We must always remember, and never forget. If we forget the past, we are doomed to repeat it. The Torah teaches us to never forget what Amalek did to us to teach us how we must act. We move on, yes, but we must never, ever, forget. The Torah constantly repeats the laws which we must live by, and the blessings which can result from our actions. But the Torah also does not cease to remind us of the curses which are to befall us if we do not listen. We see this clearly in this past weeks Parsha and Haftorah readings. Do not avoid a topic because of its darkness and gloom. Every part of our History is vital, a large piece of the puzzle that is necessary to be fully aware of its details. We do not leave out a portion of the Torah because it’s ‘scary.’ I agree that we should speak of the good things and of course our torah legacy but we must stay alert and cannot become comfortable in Galut once again - this is a sure way for our children to repeat our history.
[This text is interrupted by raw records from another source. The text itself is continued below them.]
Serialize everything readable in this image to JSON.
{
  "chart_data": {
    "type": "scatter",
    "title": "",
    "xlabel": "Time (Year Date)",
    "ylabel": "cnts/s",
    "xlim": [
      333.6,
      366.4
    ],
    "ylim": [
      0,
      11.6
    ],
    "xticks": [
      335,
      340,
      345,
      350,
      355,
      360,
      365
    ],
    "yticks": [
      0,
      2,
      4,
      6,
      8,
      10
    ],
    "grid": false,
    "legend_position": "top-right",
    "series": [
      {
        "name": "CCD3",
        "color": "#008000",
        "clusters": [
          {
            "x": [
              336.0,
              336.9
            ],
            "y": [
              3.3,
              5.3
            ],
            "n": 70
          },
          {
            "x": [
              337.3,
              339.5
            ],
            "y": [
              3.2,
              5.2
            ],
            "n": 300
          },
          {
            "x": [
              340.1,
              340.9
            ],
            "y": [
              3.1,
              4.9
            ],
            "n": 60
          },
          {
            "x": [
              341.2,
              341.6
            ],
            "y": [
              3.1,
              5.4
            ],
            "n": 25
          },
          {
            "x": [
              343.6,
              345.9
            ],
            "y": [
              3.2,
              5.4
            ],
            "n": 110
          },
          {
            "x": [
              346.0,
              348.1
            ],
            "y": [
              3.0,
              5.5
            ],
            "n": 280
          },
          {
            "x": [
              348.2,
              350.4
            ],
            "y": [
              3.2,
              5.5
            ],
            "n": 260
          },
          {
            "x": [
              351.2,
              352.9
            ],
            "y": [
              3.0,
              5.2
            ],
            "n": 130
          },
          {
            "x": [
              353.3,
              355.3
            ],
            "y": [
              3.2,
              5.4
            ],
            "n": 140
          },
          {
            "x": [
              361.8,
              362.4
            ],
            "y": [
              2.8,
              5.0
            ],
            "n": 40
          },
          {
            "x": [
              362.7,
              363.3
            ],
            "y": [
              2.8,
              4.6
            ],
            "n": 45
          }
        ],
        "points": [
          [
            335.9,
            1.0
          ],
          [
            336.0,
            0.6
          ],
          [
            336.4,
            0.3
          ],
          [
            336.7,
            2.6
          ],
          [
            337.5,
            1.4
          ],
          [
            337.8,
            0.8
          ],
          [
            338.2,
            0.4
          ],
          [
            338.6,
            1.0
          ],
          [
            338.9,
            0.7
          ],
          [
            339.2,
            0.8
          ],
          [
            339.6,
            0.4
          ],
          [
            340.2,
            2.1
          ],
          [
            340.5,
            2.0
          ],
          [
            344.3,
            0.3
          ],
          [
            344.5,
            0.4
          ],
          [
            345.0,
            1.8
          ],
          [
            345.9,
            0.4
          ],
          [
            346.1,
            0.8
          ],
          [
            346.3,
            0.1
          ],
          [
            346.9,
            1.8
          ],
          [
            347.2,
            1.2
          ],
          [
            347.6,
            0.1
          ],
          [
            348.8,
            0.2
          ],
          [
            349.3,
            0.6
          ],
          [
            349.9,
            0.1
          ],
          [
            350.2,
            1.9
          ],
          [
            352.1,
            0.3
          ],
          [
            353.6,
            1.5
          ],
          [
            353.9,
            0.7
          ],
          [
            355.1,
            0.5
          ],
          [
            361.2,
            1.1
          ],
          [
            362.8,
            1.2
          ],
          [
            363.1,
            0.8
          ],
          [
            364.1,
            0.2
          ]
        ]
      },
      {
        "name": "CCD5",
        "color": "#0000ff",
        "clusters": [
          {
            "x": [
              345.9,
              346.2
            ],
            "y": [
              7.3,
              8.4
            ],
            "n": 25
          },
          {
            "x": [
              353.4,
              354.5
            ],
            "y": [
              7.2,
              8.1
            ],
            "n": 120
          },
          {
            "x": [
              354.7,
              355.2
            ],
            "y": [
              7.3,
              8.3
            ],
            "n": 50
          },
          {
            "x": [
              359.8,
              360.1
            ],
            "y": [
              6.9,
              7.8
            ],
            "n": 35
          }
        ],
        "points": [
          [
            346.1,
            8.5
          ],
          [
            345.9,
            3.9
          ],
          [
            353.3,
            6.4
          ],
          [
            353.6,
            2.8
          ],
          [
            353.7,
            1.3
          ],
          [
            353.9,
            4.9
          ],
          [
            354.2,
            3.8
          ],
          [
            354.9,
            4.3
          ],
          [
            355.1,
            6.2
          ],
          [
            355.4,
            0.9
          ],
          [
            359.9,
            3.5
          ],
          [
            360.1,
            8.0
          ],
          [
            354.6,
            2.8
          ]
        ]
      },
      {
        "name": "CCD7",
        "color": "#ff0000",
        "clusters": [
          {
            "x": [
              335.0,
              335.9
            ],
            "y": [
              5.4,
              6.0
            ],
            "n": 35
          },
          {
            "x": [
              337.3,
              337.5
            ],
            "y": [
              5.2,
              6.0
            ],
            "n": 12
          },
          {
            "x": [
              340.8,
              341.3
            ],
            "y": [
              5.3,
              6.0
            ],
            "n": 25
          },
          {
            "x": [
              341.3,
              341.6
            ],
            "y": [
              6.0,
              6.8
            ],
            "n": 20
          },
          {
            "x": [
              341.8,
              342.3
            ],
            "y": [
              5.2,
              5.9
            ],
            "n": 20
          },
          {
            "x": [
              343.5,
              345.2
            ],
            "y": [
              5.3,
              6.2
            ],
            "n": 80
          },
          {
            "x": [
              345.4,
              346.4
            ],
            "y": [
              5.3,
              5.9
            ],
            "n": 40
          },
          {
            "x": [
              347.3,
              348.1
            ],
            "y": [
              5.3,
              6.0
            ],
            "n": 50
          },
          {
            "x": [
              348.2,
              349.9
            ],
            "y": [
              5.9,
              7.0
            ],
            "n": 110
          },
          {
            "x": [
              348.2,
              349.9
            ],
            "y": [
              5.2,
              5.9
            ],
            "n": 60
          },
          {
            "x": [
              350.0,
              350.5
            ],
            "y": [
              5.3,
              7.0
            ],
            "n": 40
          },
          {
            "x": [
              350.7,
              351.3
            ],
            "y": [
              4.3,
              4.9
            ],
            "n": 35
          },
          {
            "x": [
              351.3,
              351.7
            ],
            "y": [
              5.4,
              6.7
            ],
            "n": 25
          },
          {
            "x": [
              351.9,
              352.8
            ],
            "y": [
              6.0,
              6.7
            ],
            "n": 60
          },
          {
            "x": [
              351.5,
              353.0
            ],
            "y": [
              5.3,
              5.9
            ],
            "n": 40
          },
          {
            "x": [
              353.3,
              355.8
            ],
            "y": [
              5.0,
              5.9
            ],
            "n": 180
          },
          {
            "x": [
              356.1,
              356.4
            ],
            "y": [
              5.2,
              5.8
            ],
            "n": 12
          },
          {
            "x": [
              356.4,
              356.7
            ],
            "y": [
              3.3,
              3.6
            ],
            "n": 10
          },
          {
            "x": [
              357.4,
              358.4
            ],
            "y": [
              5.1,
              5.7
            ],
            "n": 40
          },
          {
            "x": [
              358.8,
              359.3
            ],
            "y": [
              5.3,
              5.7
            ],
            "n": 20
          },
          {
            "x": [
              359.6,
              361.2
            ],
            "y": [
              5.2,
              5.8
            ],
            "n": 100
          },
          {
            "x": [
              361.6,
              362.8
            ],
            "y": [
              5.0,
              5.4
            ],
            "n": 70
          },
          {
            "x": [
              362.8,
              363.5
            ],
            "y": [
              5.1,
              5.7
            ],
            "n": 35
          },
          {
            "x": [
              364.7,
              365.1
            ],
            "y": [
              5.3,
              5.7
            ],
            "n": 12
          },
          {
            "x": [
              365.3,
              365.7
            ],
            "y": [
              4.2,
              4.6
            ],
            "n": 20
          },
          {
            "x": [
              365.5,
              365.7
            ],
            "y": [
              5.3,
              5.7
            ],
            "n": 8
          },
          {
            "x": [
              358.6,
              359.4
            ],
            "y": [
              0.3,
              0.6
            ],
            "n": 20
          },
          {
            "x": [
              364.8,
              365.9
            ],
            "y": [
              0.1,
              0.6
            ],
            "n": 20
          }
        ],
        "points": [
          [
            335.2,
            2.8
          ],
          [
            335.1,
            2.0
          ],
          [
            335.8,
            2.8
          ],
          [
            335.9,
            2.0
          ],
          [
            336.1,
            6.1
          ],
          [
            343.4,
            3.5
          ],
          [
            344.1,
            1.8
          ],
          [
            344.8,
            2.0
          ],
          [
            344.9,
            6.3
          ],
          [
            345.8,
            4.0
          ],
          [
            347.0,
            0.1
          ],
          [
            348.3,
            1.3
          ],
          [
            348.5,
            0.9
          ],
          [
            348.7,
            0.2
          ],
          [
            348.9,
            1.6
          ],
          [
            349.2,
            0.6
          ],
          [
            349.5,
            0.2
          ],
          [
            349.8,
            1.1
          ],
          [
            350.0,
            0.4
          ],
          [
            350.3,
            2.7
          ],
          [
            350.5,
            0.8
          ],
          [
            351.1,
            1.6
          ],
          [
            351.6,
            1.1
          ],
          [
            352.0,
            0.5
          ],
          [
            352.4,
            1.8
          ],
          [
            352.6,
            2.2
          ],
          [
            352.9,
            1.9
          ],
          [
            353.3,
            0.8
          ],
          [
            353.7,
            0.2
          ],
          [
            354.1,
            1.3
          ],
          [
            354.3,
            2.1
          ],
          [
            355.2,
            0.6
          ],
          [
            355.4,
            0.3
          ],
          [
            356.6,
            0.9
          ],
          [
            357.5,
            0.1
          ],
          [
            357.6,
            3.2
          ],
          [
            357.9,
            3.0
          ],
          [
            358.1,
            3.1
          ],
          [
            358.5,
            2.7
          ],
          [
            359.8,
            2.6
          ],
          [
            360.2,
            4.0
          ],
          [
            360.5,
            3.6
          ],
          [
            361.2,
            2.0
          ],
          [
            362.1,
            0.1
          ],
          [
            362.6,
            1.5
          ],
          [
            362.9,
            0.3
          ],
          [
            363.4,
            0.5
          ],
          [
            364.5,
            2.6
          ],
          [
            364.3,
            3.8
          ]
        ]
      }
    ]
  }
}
(2) Beverly Kurtin, May 9, 2010 8:59 PM


Yes, that is the partial answer. Interview him, then burn the resulting interview onto a CD or DVD. I did that with my father three years before he passed and I'm glad. Thanks to the foresight of my grandparents, we did not go through the Holocaust, but they were alive and did what they could do to to help others escape the ovens. I was born in 1940, too young to be aware of what was going on. When I first saw the pictures General Eisenhower had taken so nobody could deny that this happened I was beyond shocked. I had to be taken out of the theater by a kind usher. Forty-seven of my aunts, uncles, cousins, etc. did go through the ovens. They could have gotten out when our family sent them the money to get out before the borders were slammed shut. I urge everyone to read the article about the ten biggest lies that are being told against us. In Los Angeles one bigot held a sign that said Israel and all Jews would soon be history. I'm printing and binding the article to hand out. It burns me up like nothing else when people say that we should give more land to the Arabs. Even this week's "Nation" magazine has a letter from Bruce Stedman the retired assistant secretary general that headlines "There You Go Again, Israel." In it, this fool is demanding that Israel go back to the '67 borders. Heck, why don't we all just hold hands and walk into the ocean? When people ask me why we do not give the Arabs back ''their" land I educate them on whose land belonged to who...and when. Take half an hour or so and EDUCATE people who are unaware of anything other than Arab propaganda.

(1) Anonymous, May 9, 2010 2:55 PM

Video tape his wisdom

They should video tape their Grandfather. He could share his stories, and impart wisdom and video tape the tatoo. He can say what he wants to be shared with all the future generations of his family. The Grandfather would know how much they care and are interested in what he has to say. And every year on Holocaust day, gather the family to watch it. Letting the Grandfather know, this will be a family tradition forever.